Note that each \actiontype{} (a) can be characterized by syntactic and semantic features (i.e., length, presence or absence of conditional statements/questions, etc.) and (b) will give rise to a joint distribution over cost and utility that impose different trade-offs depending on the user's true but latent preferences. 

We use this taxonomy and a combination of synthetic and real-world queries to empirically demonstrate that: (a) SoTA LLMs are predisposed to respond directly or hedge in lieu of asking a small number of clarifying questions when queries are under-specified; and (b) such miscalibration can lead to unsatisfactory and/or sub-optimal performance on downstream tasks (as illustrated in Figure~\ref{fig:example} and Section~\ref{sec:meDefaultPolicyMiscalibrated}).

To address the miscalibration of LLMs outlined above, we formalize user-chatbot interactions as a partially observable decision process (PODP), where a user with a partially observable goal engages in a turn-by-turn conversation with a chatbot. 
In this PODP, the chatbot's policy $\policy$
is a fixed mapping from conversation prefixes (which can span multiple turns) to natural language responses. Then, for any given conversation and user goal,
the chatbot seeks to provide a natural language response that maximizes utility according to a fixed but unknown user utility function. 
Note that utility is computed with respect to the user's \emph{latent} goal, 
which may be \emph{fully} or \emph{partially} observable via their query.

Intuitively, when the goal 
is partially observable and the user is amenable to answering a small number of clarifying questions, a policy that produces a natural language response containing questions at timestep $t_0$ and incorporates the information gained to produce higher-quality responses at future timestep(s) will yield higher expected \emph{cumulative} utility, relative to a myopic policy that tends to respond directly or hedge at $t_0$. 
We build upon this insight to propose two interventions (Sections~\ref{sec:dataAgnosticInterventions} and~\ref{sec:dataBasedIntervention}) to make \copilots{} produce better-calibrated responses in the face of query under-specification. Both of the interventions require only API access to frozen, black-box LLMs.

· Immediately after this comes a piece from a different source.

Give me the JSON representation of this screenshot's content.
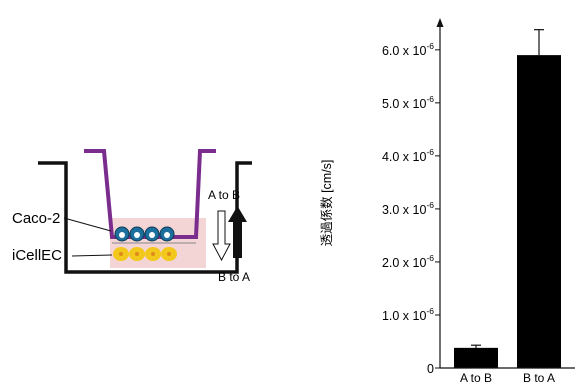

Our first intervention (Section~\ref{sec:dataAgnosticInterventions}) is inspired by prior research on the generation of clarification questions~\cite{rao-daume-iii-2018-learning, majumder2021ask}, and uses a static, ``clarification-aware'' prompt to nudge LLMs to clarify when appropriate rather than reverting to default response behavior. 
Our second intervention (Section~\ref{sec:dataBasedIntervention}) leverages historical conversation logs to learn a meta-policy---i.e., a mapping from conversation prefixes to a finite set of prompts. 
Then during a PODP episode, the chatbot first invokes this meta-policy, and then calls the LLM with the resulting prompt 
to produce a contextually appropriate PODP action.
We expect the two proposed interventions to be effective in different data regimes --- if high-quality logged data is readily available, the approach in Section~\ref{sec:dataBasedIntervention} is a practical alternative to resource-intensive approaches such as fine-tuning LLMs on the collected data.
Conversely, if we do not have access to sufficient high-quality data, we may prefer the data-agnostic approach of Section~\ref{sec:dataAgnosticInterventions}.

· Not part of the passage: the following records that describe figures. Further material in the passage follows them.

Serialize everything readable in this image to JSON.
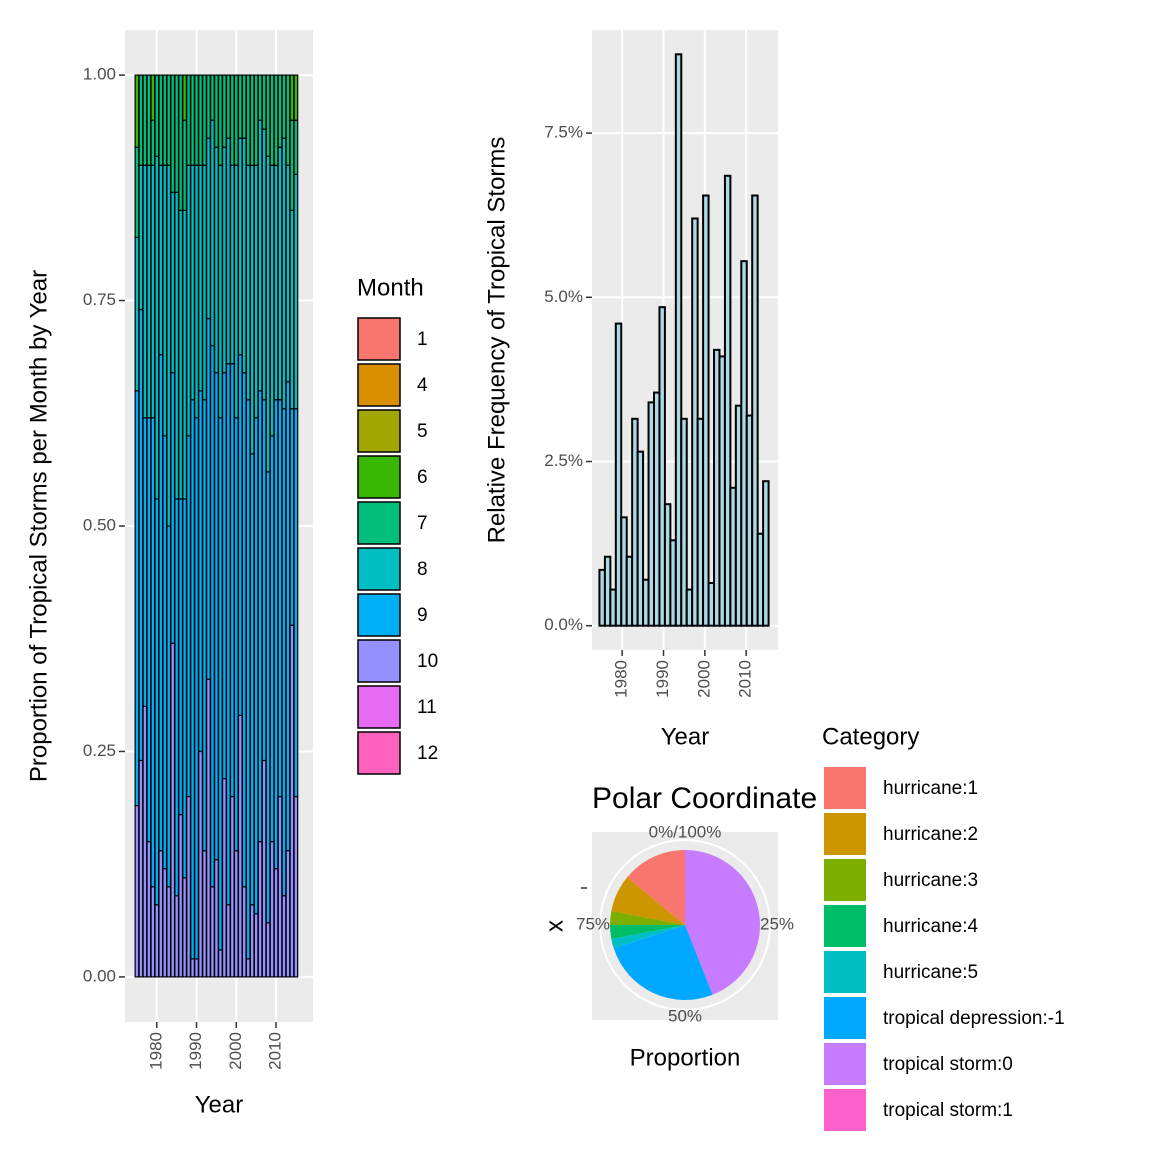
{
  "chart_data": [
    {
      "type": "stacked_bar",
      "x_label": "Year",
      "y_label": "Proportion of Tropical Storms per Month by Year",
      "legend_title": "Month",
      "x": [
        1975,
        1976,
        1977,
        1978,
        1979,
        1980,
        1981,
        1982,
        1983,
        1984,
        1985,
        1986,
        1987,
        1988,
        1989,
        1990,
        1991,
        1992,
        1993,
        1994,
        1995,
        1996,
        1997,
        1998,
        1999,
        2000,
        2001,
        2002,
        2003,
        2004,
        2005,
        2006,
        2007,
        2008,
        2009,
        2010,
        2011,
        2012,
        2013,
        2014,
        2015
      ],
      "series": [
        {
          "name": "1",
          "color": "#F8766D",
          "values": [
            0,
            0,
            0,
            0,
            0,
            0,
            0,
            0,
            0,
            0,
            0,
            0,
            0,
            0,
            0,
            0,
            0,
            0,
            0,
            0,
            0,
            0,
            0,
            0,
            0,
            0,
            0,
            0,
            0,
            0,
            0,
            0,
            0,
            0,
            0,
            0,
            0,
            0,
            0,
            0,
            0
          ]
        },
        {
          "name": "4",
          "color": "#D89000",
          "values": [
            0,
            0,
            0,
            0,
            0,
            0,
            0,
            0,
            0,
            0,
            0,
            0,
            0,
            0,
            0,
            0,
            0,
            0,
            0,
            0,
            0,
            0,
            0,
            0,
            0,
            0,
            0,
            0,
            0,
            0,
            0,
            0,
            0,
            0,
            0,
            0,
            0,
            0,
            0,
            0,
            0
          ]
        },
        {
          "name": "5",
          "color": "#A3A500",
          "values": [
            0,
            0,
            0,
            0,
            0,
            0,
            0,
            0,
            0,
            0,
            0,
            0,
            0,
            0,
            0,
            0,
            0,
            0,
            0,
            0,
            0,
            0,
            0,
            0,
            0,
            0,
            0,
            0,
            0,
            0,
            0,
            0,
            0,
            0,
            0,
            0,
            0,
            0,
            0,
            0,
            0
          ]
        },
        {
          "name": "6",
          "color": "#39B600",
          "values": [
            0.08,
            0,
            0,
            0,
            0.05,
            0,
            0,
            0,
            0,
            0,
            0,
            0,
            0.05,
            0,
            0,
            0,
            0,
            0,
            0,
            0,
            0,
            0,
            0,
            0,
            0,
            0,
            0,
            0,
            0,
            0,
            0,
            0,
            0,
            0,
            0,
            0,
            0,
            0,
            0,
            0.05,
            0.05
          ]
        },
        {
          "name": "7",
          "color": "#00BF7D",
          "values": [
            0.1,
            0.1,
            0.1,
            0.1,
            0.05,
            0.09,
            0.1,
            0.1,
            0.1,
            0.13,
            0.13,
            0.15,
            0.1,
            0.1,
            0.1,
            0.1,
            0.1,
            0.1,
            0.07,
            0.05,
            0.08,
            0.1,
            0.08,
            0.07,
            0.1,
            0.1,
            0.07,
            0.07,
            0.1,
            0.1,
            0.1,
            0.05,
            0.06,
            0.09,
            0.1,
            0.1,
            0.08,
            0.07,
            0.1,
            0.1,
            0.06
          ]
        },
        {
          "name": "8",
          "color": "#00BFC4",
          "values": [
            0.17,
            0.16,
            0.28,
            0.28,
            0.28,
            0.38,
            0.21,
            0.3,
            0.4,
            0.2,
            0.34,
            0.32,
            0.32,
            0.3,
            0.26,
            0.28,
            0.25,
            0.26,
            0.2,
            0.25,
            0.25,
            0.28,
            0.25,
            0.25,
            0.22,
            0.28,
            0.24,
            0.26,
            0.26,
            0.32,
            0.28,
            0.3,
            0.3,
            0.35,
            0.3,
            0.26,
            0.28,
            0.3,
            0.24,
            0.22,
            0.26
          ]
        },
        {
          "name": "9",
          "color": "#00B0F6",
          "values": [
            0.46,
            0.5,
            0.32,
            0.47,
            0.52,
            0.45,
            0.55,
            0.48,
            0.4,
            0.3,
            0.44,
            0.35,
            0.42,
            0.4,
            0.62,
            0.6,
            0.4,
            0.5,
            0.4,
            0.6,
            0.54,
            0.59,
            0.45,
            0.6,
            0.48,
            0.48,
            0.4,
            0.57,
            0.62,
            0.5,
            0.55,
            0.5,
            0.4,
            0.5,
            0.45,
            0.52,
            0.44,
            0.54,
            0.52,
            0.24,
            0.43
          ]
        },
        {
          "name": "10",
          "color": "#9590FF",
          "values": [
            0.19,
            0.24,
            0.3,
            0.15,
            0.1,
            0.08,
            0.14,
            0.12,
            0.1,
            0.37,
            0.09,
            0.18,
            0.11,
            0.2,
            0.02,
            0.02,
            0.25,
            0.14,
            0.33,
            0.1,
            0.13,
            0.03,
            0.22,
            0.08,
            0.2,
            0.14,
            0.29,
            0.1,
            0.02,
            0.08,
            0.07,
            0.15,
            0.24,
            0.06,
            0.15,
            0.12,
            0.2,
            0.09,
            0.14,
            0.39,
            0.2
          ]
        },
        {
          "name": "11",
          "color": "#E76BF3",
          "values": [
            0,
            0,
            0,
            0,
            0,
            0,
            0,
            0,
            0,
            0,
            0,
            0,
            0,
            0,
            0,
            0,
            0,
            0,
            0,
            0,
            0,
            0,
            0,
            0,
            0,
            0,
            0,
            0,
            0,
            0,
            0,
            0,
            0,
            0,
            0,
            0,
            0,
            0,
            0,
            0,
            0
          ]
        },
        {
          "name": "12",
          "color": "#FF62BC",
          "values": [
            0,
            0,
            0,
            0,
            0,
            0,
            0,
            0,
            0,
            0,
            0,
            0,
            0,
            0,
            0,
            0,
            0,
            0,
            0,
            0,
            0,
            0,
            0,
            0,
            0,
            0,
            0,
            0,
            0,
            0,
            0,
            0,
            0,
            0,
            0,
            0,
            0,
            0,
            0,
            0,
            0
          ]
        }
      ],
      "xlim": [
        1972.0,
        2019.3
      ],
      "xticks": [
        1980,
        1990,
        2000,
        2010
      ],
      "ylim": [
        -0.05,
        1.05
      ],
      "yticks": [
        {
          "value": 0,
          "label": "0.00"
        },
        {
          "value": 0.25,
          "label": "0.25"
        },
        {
          "value": 0.5,
          "label": "0.50"
        },
        {
          "value": 0.75,
          "label": "0.75"
        },
        {
          "value": 1,
          "label": "1.00"
        }
      ],
      "grid": true
    },
    {
      "type": "histogram",
      "x_label": "Year",
      "y_label": "Relative Frequency of Tropical Storms",
      "color": "#ADD8E6",
      "bins": [
        1974.5,
        1975.82,
        1977.14,
        1978.46,
        1979.78,
        1981.1,
        1982.42,
        1983.74,
        1985.06,
        1986.38,
        1987.7,
        1989.02,
        1990.34,
        1991.66,
        1992.98,
        1994.3,
        1995.62,
        1996.94,
        1998.26,
        1999.58,
        2000.9,
        2002.22,
        2003.54,
        2004.86,
        2006.18,
        2007.5,
        2008.82,
        2010.14,
        2011.46,
        2012.78,
        2014.1,
        2015.42
      ],
      "values": [
        0.85,
        1.05,
        0.55,
        4.6,
        1.65,
        1.05,
        3.15,
        2.65,
        0.7,
        3.4,
        3.55,
        4.85,
        1.85,
        1.3,
        8.7,
        3.15,
        0.55,
        6.2,
        3.15,
        6.55,
        0.65,
        4.2,
        4.1,
        6.85,
        2.1,
        3.35,
        5.55,
        3.2,
        6.55,
        1.4,
        2.2
      ],
      "xlim": [
        1972.7,
        2017.7
      ],
      "xticks": [
        1980,
        1990,
        2000,
        2010
      ],
      "ylim": [
        -0.37,
        9.07
      ],
      "yticks": [
        {
          "value": 0,
          "label": "0.0%"
        },
        {
          "value": 2.5,
          "label": "2.5%"
        },
        {
          "value": 5,
          "label": "5.0%"
        },
        {
          "value": 7.5,
          "label": "7.5%"
        }
      ],
      "grid": true
    },
    {
      "type": "pie",
      "title": "Polar Coordinate",
      "x_label": "Proportion",
      "y_label": "x",
      "legend_title": "Category",
      "categories": [
        "hurricane:1",
        "hurricane:2",
        "hurricane:3",
        "hurricane:4",
        "hurricane:5",
        "tropical depression:-1",
        "tropical storm:0",
        "tropical storm:1"
      ],
      "colors": [
        "#F8766D",
        "#CD9600",
        "#7CAE00",
        "#00BE67",
        "#00BFC4",
        "#00A9FF",
        "#C77CFF",
        "#FF61CC"
      ],
      "values": [
        14,
        8,
        3,
        3,
        2,
        26,
        44,
        0
      ],
      "ticks": [
        {
          "value": 0,
          "label": "0%/100%"
        },
        {
          "value": 25,
          "label": "25%"
        },
        {
          "value": 50,
          "label": "50%"
        },
        {
          "value": 75,
          "label": "75%"
        }
      ]
    }
  ]
}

In Section~\ref{sec:limitations}, we highlight that our proposed interventions can be further improved---for instance, reasoning about ``good'' clarification questions to ask (currently left up to the LLM) and the propensity of users to answer with relevant information. 
Empirically, we evaluate both interventions on recommendation tasks featuring a synthetic user model. We find that each intervention achieves higher expected utility relative to baseline when queries are under-specified, and converges to baseline as query specification increases.